Demir made a face. "I'm surprised we're not already on one. Why all the moving about? Surely it would be easier to keep us in one place?" This was the first time they'd even really been able to talk, the first time they'd been left alone. The guards were getting as tired of it as he and Sabah, though Demir did not feel sorry for them in the slightest.
"If not even the people responsible for kidnapping us can say for certain where we are at any given time, how can they lead Ihsan and the others to us? People can't tell what they don't know. But I think we'll be stabilizing soon. They've been muttering more and more about 'the boss'. I wonder if we'll be introduced properly, get to learn which of those bastards from the palace will be gloating over this victory."
"I'm sure we'll know whether we want to or not," Demir said, more concerned about what was going to happen to them when all the moving stopped. He wasn't stupid enough to think that two men bound for sexual slavery were going to be left in peace for very long. Given his size and Sabah's skills, they'd probably start with drugging them again.

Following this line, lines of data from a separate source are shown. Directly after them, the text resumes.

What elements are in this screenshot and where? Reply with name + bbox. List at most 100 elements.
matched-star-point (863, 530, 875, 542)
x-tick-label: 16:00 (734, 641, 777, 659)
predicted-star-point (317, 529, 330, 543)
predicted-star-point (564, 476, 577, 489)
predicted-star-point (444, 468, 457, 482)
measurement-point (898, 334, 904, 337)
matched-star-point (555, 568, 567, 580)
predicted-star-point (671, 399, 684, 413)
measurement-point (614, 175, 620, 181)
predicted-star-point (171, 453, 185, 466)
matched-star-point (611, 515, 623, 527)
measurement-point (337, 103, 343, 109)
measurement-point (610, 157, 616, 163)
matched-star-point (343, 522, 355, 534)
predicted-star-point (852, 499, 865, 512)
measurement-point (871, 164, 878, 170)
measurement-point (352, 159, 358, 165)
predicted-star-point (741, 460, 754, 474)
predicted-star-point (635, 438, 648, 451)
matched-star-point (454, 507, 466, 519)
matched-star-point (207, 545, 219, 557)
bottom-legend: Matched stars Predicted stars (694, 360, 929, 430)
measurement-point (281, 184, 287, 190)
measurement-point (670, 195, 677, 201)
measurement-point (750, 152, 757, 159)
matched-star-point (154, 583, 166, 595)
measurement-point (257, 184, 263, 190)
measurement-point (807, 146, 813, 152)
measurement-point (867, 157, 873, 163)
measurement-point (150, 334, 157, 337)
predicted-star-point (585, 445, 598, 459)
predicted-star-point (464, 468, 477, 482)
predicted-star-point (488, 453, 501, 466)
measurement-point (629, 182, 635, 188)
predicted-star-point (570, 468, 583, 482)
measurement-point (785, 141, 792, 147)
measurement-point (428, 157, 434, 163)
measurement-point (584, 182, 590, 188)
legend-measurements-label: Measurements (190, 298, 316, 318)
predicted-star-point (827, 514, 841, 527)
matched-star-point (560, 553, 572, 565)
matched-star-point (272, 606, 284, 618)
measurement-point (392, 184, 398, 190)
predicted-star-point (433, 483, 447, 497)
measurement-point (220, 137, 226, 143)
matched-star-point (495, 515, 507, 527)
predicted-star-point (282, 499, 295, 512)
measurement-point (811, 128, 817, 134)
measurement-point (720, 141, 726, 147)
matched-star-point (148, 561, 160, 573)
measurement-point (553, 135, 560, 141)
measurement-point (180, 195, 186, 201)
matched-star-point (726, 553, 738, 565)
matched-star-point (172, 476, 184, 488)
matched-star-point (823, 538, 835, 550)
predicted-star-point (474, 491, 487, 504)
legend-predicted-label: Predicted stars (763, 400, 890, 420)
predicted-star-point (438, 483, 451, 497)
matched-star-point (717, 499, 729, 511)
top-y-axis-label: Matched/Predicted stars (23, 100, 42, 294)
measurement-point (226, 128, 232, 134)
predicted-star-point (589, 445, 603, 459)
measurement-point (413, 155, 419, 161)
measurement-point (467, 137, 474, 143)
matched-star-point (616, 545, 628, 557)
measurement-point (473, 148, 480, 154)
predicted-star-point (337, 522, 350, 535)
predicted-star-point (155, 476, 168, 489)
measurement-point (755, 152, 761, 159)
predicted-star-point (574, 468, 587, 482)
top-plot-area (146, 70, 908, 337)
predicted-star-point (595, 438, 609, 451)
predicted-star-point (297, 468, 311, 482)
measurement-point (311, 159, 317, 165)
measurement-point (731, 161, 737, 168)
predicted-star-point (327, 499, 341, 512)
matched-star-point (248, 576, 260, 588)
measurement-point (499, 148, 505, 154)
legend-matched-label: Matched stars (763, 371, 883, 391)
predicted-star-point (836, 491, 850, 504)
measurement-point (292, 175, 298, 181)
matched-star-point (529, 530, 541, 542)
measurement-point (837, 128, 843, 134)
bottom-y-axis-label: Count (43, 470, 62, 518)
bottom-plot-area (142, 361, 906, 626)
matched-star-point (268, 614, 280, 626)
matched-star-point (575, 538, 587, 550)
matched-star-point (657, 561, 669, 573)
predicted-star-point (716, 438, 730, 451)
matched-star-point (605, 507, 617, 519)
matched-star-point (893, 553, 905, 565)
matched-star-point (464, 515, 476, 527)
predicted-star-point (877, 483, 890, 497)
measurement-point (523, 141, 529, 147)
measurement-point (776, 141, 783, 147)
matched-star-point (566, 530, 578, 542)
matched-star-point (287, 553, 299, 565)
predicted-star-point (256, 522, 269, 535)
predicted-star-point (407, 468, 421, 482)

Fingers landed on his cheek, and in the rapidly growing dark Demir could only just see Sabah's face, the concern cutting lines into it. "We'll be all right. I'm biding my time, not acquiescing. And the others will find us soon, of that I have no doubt. This will teach me to kiss pretty Harem Masters in the hallway instead of waiting until we're in private quarters. I should have just let Ihsan kiss you the way he's been wanting; then we could have stayed right where we were."
"I'm still not convinced that…" Ihsan wanted him so permanently. Wanted him, yes, but according to the new laws that would soon take effect, Ihsan could only have a harem of five. Did he really want one of those remaining spaces to go to a former Harem Master twelve years his senior? Who had never really known anything but palace life when the rest of his men had shared his hard life, knew and understood things that Demir never would.